Over two days, more than 700 planners led their organizations’ efforts to exercise their response and recovery plans in the face of simulated, coordinated cyber and physical attacks on the North American bulk power system and other critical infrastructure.

This year, GridEx participants expanded to include more representation from public power, co-op and municipal entities, Canadian partners and other critical infrastructure sectors, such as natural gas, original equipment manufacturers, financial services, and telecommunications, NERC said. Approximately 60 public power utilities participated.

Hosted every two years by NERC’s Electric Information Sharing and Analysis Center (E-ISAC), GridEx is the largest grid security exercise in North America.

GridEx is “designed for utilities and government stakeholders to both exercise their response and recovery plans as well as to grease the skids for collaboration efforts during a massive cyber and physical security event that we hold in a simulated environment,” said Jim Robb, president and CEO of NERC, in a roundtable with media on Nov. 18.

“Of course, since we last held GridEx in 2019, the threat environment has changed significantly,” he said. “In addition to dealing with the pandemic, many entities have had to implement response and recovery plans in the face of actual cyber and physical attacks,” Robb said.

“This is our sixth GridEx and we’re very pleased this year that we’ve seen increased interest and participation” from public power utilities, among others, “despite the strains of the pandemic,” he said.

Kevin Wailes, administrator and CEO of Nebraska public power utility Lincoln Electric System and ESCC co-chair, said that “when we go through this process, it’s not just this event that we are preparing for, but it’s those that we have actually experienced, even this year.”

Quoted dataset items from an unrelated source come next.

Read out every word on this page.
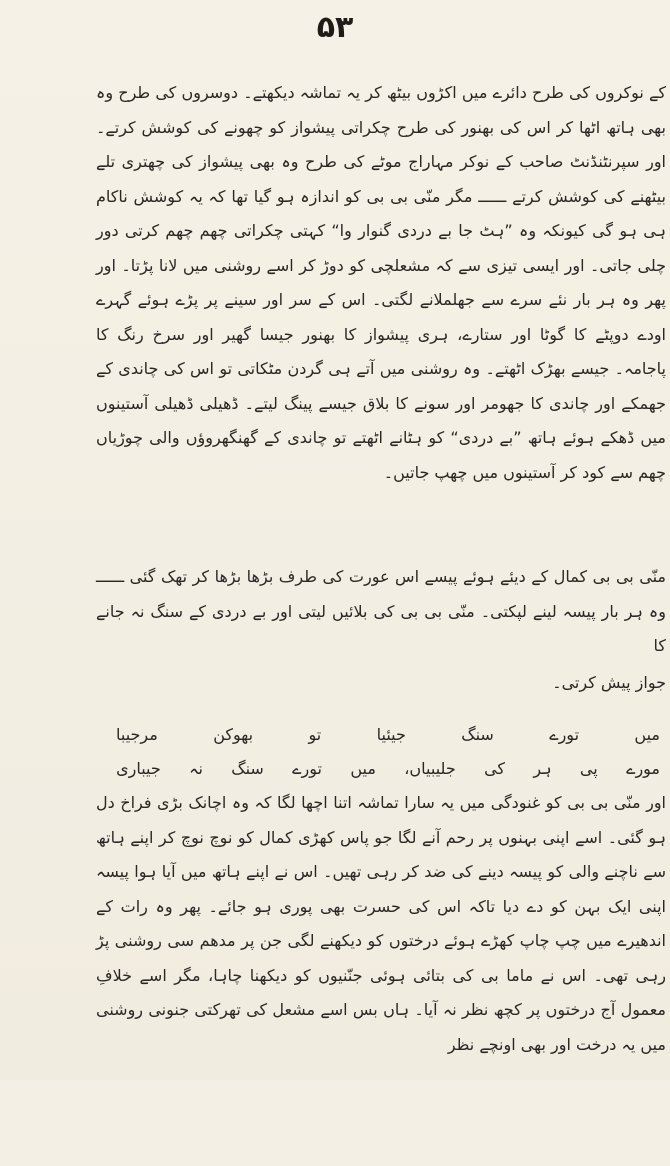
۵۳

کے نوکروں کی طرح دائرے میں اکڑوں بیٹھ کر یہ تماشہ دیکھتے۔ دوسروں کی طرح وہ بھی ہاتھ اٹھا کر اس کی بھنور کی طرح چکراتی پیشواز کو چھونے کی کوشش کرتے۔ اور سپرنٹنڈنٹ صاحب کے نوکر مہاراج موٹے کی طرح وہ بھی پیشواز کی چھتری تلے بیٹھنے کی کوشش کرتے ــــــ مگر منّی بی بی کو اندازہ ہو گیا تھا کہ یہ کوشش ناکام ہی ہو گی کیونکہ وہ ”ہٹ جا بے دردی گنوار وا“ کہتی چکراتی چھم چھم کرتی دور چلی جاتی۔ اور ایسی تیزی سے کہ مشعلچی کو دوڑ کر اسے روشنی میں لانا پڑتا۔ اور پھر وہ ہر بار نئے سرے سے جھلملانے لگتی۔ اس کے سر اور سینے پر پڑے ہوئے گہرے اودے دوپٹے کا گوٹا اور ستارے، ہری پیشواز کا بھنور جیسا گھیر اور سرخ رنگ کا پاجامہ۔ جیسے بھڑک اٹھتے۔ وہ روشنی میں آتے ہی گردن مٹکاتی تو اس کی چاندی کے جھمکے اور چاندی کا جھومر اور سونے کا بلاق جیسے پینگ لیتے۔ ڈھیلی ڈھیلی آستینوں میں ڈھکے ہوئے ہاتھ ”بے دردی“ کو ہٹانے اٹھتے تو چاندی کے گھنگھروؤں والی چوڑیاں چھم سے کود کر آستینوں میں چھپ جاتیں۔

منّی بی بی کمال کے دیئے ہوئے پیسے اس عورت کی طرف بڑھا بڑھا کر تھک گئی ــــــ وہ ہر بار پیسہ لینے لپکتی۔ منّی بی بی کی بلائیں لیتی اور بے دردی کے سنگ نہ جانے کا

جواز پیش کرتی۔

میں
تورے
سنگ
جیئیا
تو
بھوکن
مرجیبا
مورے
پی
ہر
کی
جلیبیاں،
میں
تورے
سنگ
نہ
جیباری

اور منّی بی بی کو غنودگی میں یہ سارا تماشہ اتنا اچھا لگا کہ وہ اچانک بڑی فراخ دل ہو گئی۔ اسے اپنی بہنوں پر رحم آنے لگا جو پاس کھڑی کمال کو نوچ نوچ کر اپنے ہاتھ سے ناچنے والی کو پیسہ دینے کی ضد کر رہی تھیں۔ اس نے اپنے ہاتھ میں آیا ہوا پیسہ اپنی ایک بہن کو دے دیا تاکہ اس کی حسرت بھی پوری ہو جائے۔ پھر وہ رات کے اندھیرے میں چپ چاپ کھڑے ہوئے درختوں کو دیکھنے لگی جن پر مدھم سی روشنی پڑ رہی تھی۔ اس نے ماما بی کی بتائی ہوئی جنّنیوں کو دیکھنا چاہا، مگر اسے خلافِ معمول آج درختوں پر کچھ نظر نہ آیا۔ ہاں بس اسے مشعل کی تھرکتی جنونی روشنی میں یہ درخت اور بھی اونچے نظر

By way of example, he pointed to Hurricane Ida. “This same group of people, to a large extent,” played roles in helping to respond to the hurricane, Wailes noted.

Wailes discussed GridEx during a recent appearance on the American Public Power Association’s Public Power Now podcast.

The exercise concluded with an invitation-only executive tabletop session, which brought together industry and government executives to focus on strategic and policy-level issues raised during the exercise.

Robb noted that the tabletop exercise participants include executives from the electricity, natural gas, telecommunications and financial services industries, the Electricity Subsector Coordinating Council (ESCC) and senior federal government officials from the Department of Homeland Security and the Department of Energy, among others, “as well as our Canadian partners.”

Following GridEx VI, the E-ISAC will develop a public report on the exercise with input from all participants. The report is scheduled to be released in March 2022.

Since the last GridEx in 2019, the cyber security landscape has continued to evolve, guided by geopolitical events, new vulnerabilities, changes in technologies, and increasingly bold cyber criminals and hackers, NERC said.

Lessons learned from GridEx over the years include tangible recommendations for entities as well as industry-wide insights leading to strengthened crisis communication procedures across the industry such as the development of the cyber mutual assistance program, which has proven to be a critical resource, NERC said.